Past years’ Earth Day Celebrations have been tough on our homeless friends. Earth movers and dumpsters were called in to bulldoze entire camps, taking everything in their path; including the library and the shitter. (Two different places; I’ll explain another day, Lord willing.)
This year, it looks like some camps have been spared and in fact, cleaned up! Litter left by years of traffic was collected, sorted and recycled to a whole different landfill in a whole different world. The litter included tires (from trucks), rotting railroad ties (from the railroad) and construction demolition debris (from neighborhood redevelopment), items which could not be moved by our homeless friends. Of course, the litter collected included anything and everything left by the homeless, including personal items. In one camp, all the pails and stumps and seats were taken (items that might offer one moment rest for a wearied traveler), except fora single, solitary chair.
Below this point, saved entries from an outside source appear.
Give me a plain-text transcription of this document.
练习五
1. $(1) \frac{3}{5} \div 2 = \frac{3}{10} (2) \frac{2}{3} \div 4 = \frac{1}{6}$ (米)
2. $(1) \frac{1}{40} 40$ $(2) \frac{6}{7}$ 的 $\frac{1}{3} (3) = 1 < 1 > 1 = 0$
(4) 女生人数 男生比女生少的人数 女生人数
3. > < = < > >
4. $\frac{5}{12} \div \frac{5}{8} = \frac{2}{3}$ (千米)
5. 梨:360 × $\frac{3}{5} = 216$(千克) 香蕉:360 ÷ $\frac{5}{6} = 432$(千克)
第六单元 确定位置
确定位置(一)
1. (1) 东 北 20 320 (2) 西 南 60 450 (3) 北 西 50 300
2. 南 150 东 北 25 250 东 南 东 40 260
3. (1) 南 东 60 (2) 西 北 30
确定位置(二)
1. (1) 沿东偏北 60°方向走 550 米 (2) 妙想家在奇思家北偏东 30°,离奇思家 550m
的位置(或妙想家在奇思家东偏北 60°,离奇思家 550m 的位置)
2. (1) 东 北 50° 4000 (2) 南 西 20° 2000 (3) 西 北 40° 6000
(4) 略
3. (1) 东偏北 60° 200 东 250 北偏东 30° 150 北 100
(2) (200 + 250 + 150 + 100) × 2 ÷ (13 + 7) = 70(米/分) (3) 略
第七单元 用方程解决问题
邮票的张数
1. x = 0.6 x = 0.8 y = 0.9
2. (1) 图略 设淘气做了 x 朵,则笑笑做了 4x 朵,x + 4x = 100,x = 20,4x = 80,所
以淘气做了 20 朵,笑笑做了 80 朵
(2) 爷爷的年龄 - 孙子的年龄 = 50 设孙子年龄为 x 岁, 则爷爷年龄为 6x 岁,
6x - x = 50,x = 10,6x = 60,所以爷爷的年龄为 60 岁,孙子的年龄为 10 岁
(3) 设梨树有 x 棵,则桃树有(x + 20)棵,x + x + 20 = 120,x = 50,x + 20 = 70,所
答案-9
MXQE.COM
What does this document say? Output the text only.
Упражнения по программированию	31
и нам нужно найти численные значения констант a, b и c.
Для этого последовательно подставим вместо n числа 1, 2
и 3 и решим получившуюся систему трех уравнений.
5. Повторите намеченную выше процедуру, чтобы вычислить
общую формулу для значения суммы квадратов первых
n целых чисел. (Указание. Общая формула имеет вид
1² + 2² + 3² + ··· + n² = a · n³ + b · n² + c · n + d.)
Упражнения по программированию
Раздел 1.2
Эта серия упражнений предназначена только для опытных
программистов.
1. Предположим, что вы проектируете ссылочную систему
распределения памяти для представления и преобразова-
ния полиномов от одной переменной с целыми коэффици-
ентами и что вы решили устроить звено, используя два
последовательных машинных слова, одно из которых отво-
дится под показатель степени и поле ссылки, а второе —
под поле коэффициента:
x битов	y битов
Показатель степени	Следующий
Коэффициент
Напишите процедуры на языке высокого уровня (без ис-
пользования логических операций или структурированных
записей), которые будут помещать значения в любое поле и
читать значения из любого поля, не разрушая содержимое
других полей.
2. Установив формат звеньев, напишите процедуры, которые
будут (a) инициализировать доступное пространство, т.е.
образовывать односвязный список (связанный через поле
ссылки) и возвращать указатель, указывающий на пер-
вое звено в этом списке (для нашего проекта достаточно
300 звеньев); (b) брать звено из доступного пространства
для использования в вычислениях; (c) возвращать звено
Was the chair left in the bush as a stroke of kindness by an official? Or, was the chair just missed by a volunteer - out’a sight, out’a mind - completely overlooked, kinda like the old man that’s going to sit in it? Can you imagine how much a simple place to sit might mean to a broken-down, handicapped man whose legs have done tuckered out on him right now?
When a fellow man or woman or child is trapped in the bonds of a handicap without even a chair to sit on, there’s not much the handicapped can do but put ‘er down whenever, wherever, however one can.
I hope your legs never stop working for you and your Creator.
Everything you do in this life – for good or bad, or for naught – you take to Heaven with you when you die. The good you do is not nearly as important as the bad you leave undone.